A documentary marking the 40th anniversary of China’s reform and opening-up is garnering a global audience, especially in Asian countries, industry insiders say.
The three-episode series, How China Made It, is airing on the Discovery Channel in more than 200 countries. Through interviews, the documentary looks back at how China has changed over the past 40 years and what the country has accomplished during that time.
The series began on Dec 15 on Discovery and China’s streaming media service Youku and runs for two weeks. It was jointly produced by China Intercontinental Communication Center, Youku, the Discovery Channel and the United Kingdom-based independent production company Meridian Line Films.
Wang Yuanyuan, director of the film and video production center at the China Intercontinental Communication Center says that quality programs like this one are able to cross cultures and attract audiences both in China and overseas.
Tony Qiu, vice-president for China and South Korea for Discovery, said that China’s global audience is interested in the country’s economic development, as previous programs about China have all received very high ratings.
“Audiences in Asia are especially interested in these stories, as they are geographically close to China and have close economic connections with it,” he says. “Western audiences also pay a lot of attention to China,” Qiu says.
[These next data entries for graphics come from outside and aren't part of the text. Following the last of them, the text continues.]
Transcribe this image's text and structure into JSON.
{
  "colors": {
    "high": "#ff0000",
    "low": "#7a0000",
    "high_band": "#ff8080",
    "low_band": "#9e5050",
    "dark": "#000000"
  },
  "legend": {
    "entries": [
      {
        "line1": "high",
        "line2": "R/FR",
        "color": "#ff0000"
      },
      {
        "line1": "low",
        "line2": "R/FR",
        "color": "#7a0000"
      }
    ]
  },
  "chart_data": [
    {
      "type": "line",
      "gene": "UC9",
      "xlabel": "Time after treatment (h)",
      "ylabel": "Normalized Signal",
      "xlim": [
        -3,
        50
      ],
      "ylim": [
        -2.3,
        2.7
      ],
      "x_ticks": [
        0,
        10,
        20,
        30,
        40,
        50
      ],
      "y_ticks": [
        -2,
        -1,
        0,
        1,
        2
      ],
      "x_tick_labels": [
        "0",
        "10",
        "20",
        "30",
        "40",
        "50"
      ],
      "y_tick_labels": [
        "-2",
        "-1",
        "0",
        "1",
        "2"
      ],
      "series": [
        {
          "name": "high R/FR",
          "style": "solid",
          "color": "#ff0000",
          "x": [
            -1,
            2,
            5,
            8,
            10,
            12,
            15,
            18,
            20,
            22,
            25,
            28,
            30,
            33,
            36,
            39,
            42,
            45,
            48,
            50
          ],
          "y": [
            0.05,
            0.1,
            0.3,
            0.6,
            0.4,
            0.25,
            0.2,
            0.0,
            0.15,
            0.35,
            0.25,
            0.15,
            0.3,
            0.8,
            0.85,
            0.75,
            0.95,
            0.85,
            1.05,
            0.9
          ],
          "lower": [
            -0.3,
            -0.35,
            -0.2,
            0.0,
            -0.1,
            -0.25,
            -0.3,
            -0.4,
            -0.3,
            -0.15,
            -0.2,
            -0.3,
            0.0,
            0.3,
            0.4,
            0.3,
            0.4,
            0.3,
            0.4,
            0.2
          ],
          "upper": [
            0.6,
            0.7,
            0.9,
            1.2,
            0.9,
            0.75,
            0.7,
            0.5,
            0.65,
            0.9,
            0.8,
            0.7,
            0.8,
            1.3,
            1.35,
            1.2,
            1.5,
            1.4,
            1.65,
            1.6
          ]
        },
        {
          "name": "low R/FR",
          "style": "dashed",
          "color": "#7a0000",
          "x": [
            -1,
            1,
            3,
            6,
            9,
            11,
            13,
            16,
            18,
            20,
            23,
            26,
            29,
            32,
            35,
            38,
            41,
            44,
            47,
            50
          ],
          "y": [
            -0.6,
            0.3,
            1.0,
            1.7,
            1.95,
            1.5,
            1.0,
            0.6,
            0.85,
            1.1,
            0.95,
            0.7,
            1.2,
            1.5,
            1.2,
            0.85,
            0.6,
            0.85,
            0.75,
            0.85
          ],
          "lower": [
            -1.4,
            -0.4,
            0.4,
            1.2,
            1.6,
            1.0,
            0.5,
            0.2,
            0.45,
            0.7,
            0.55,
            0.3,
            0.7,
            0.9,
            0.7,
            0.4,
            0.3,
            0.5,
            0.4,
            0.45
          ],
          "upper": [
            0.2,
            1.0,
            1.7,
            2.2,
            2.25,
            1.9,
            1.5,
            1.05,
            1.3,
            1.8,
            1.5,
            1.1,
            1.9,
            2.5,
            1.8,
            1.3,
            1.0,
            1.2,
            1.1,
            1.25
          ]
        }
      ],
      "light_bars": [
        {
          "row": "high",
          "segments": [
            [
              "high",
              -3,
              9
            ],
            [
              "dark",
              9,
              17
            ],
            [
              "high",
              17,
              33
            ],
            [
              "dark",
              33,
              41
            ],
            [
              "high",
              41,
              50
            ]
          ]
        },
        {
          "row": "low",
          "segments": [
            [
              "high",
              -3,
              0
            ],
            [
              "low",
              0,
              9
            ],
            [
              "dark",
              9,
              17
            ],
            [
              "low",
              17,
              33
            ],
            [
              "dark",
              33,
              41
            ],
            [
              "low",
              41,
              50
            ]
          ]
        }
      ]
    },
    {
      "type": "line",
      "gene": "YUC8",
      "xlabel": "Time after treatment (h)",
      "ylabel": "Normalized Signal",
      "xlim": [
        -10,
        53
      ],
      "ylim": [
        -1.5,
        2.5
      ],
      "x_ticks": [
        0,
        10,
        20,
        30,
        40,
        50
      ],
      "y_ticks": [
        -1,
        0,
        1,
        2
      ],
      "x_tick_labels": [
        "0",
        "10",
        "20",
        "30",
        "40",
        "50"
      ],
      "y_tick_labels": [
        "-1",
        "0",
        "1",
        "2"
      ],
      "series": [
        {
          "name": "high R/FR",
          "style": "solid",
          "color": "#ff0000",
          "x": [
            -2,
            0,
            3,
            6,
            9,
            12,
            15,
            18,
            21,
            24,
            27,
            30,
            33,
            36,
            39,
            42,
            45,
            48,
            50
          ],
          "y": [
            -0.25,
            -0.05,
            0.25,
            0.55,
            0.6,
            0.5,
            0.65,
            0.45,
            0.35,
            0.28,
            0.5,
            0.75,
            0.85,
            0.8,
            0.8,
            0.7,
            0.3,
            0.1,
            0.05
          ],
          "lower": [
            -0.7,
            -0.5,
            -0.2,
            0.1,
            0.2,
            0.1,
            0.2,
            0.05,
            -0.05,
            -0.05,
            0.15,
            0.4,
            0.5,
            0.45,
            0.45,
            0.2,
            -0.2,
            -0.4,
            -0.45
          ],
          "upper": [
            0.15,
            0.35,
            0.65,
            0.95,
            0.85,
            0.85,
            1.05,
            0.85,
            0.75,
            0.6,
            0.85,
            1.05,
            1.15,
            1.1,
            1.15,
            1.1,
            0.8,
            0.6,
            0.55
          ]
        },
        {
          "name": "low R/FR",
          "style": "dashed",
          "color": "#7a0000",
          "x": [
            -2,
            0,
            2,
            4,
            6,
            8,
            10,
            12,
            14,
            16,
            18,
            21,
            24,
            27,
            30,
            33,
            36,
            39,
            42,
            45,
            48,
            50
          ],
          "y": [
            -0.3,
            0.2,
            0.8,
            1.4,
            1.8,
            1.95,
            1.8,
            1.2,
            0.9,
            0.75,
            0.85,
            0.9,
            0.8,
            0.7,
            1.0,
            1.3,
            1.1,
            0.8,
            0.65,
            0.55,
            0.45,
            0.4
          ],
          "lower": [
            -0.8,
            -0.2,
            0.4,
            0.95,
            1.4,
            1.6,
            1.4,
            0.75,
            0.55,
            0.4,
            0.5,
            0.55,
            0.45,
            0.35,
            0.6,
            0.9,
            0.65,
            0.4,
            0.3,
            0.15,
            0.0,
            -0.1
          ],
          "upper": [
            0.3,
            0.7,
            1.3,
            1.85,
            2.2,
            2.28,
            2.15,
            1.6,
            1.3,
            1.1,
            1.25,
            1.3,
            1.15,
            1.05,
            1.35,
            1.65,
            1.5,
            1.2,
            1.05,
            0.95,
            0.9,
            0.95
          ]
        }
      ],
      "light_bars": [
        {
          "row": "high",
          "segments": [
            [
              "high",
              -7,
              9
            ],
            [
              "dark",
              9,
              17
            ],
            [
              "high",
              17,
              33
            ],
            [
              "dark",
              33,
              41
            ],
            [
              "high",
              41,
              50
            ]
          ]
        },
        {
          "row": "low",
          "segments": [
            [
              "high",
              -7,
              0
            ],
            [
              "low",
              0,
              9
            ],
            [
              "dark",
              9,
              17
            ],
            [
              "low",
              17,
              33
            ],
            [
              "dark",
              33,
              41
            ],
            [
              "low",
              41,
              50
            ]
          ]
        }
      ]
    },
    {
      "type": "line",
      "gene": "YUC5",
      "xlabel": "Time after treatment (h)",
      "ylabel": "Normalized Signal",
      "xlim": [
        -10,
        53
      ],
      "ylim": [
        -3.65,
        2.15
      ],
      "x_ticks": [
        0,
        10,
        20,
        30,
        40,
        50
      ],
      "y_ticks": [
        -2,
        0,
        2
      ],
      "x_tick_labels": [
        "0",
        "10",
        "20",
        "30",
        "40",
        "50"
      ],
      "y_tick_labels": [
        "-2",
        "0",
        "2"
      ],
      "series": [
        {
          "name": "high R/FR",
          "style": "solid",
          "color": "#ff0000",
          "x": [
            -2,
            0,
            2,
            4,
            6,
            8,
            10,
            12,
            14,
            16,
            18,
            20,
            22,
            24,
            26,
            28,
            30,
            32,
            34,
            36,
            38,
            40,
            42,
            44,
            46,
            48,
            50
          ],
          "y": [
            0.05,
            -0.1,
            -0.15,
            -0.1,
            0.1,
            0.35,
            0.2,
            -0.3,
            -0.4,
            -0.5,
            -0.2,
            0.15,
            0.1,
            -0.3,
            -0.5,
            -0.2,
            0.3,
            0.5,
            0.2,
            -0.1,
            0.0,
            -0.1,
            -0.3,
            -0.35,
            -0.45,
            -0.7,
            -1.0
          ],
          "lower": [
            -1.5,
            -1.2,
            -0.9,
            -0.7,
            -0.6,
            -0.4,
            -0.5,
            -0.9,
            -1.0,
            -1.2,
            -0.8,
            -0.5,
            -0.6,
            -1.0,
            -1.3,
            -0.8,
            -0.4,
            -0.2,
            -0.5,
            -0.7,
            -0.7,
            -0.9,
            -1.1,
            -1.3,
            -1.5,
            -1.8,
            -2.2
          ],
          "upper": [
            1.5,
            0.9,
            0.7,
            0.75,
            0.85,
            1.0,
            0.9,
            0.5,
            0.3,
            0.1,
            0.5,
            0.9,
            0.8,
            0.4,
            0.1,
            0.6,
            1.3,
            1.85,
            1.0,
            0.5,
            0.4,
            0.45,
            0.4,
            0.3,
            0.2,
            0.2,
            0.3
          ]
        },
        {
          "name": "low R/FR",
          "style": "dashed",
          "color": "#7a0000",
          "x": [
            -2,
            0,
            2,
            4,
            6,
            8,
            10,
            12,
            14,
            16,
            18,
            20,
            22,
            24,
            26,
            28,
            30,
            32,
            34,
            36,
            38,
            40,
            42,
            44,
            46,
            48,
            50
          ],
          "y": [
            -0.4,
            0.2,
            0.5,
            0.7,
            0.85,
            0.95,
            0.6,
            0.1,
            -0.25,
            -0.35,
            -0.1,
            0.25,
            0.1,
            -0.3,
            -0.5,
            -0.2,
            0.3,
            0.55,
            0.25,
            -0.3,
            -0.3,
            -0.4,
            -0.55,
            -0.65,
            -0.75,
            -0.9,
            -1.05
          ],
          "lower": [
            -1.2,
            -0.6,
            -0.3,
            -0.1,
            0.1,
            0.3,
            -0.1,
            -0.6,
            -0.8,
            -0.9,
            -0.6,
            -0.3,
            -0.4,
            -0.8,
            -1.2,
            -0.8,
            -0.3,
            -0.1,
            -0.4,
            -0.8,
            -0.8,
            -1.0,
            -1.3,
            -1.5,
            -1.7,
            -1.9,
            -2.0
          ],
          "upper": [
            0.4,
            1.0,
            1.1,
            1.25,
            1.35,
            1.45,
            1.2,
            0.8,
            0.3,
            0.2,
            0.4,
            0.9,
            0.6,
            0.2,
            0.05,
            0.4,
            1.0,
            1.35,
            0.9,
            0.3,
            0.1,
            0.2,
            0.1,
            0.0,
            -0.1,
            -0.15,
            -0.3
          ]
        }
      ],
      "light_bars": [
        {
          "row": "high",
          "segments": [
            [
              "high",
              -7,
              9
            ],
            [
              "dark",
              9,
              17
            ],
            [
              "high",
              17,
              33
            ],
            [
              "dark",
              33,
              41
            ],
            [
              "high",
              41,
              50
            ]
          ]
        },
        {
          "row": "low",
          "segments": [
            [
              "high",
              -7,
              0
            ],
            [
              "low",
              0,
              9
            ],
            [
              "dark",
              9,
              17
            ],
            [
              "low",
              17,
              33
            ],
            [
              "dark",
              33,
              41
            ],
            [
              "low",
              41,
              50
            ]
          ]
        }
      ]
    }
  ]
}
He says the series is important because some global audiences have an outdated impression of the country. These documentaries are important in terms of learning about modern China, he says.
The first episode, Love of the Land, dives deep into the lives of people in China’s rural regions and explores, through personal stories, how reform and opening-up has changed the lives of farming families, from the beginning of the household responsibility system in 1978 to today.
The second episode, Chasing Dreams, tells the stories of entrepreneurs, the businesspeople, the industrialists, both large and small, who jumped at new opportunities that were created by the different policies in the reform era.
The third episode, Future Focused, explores the many ways that daily lives have continued to change since 1978, including in education, travel, and health.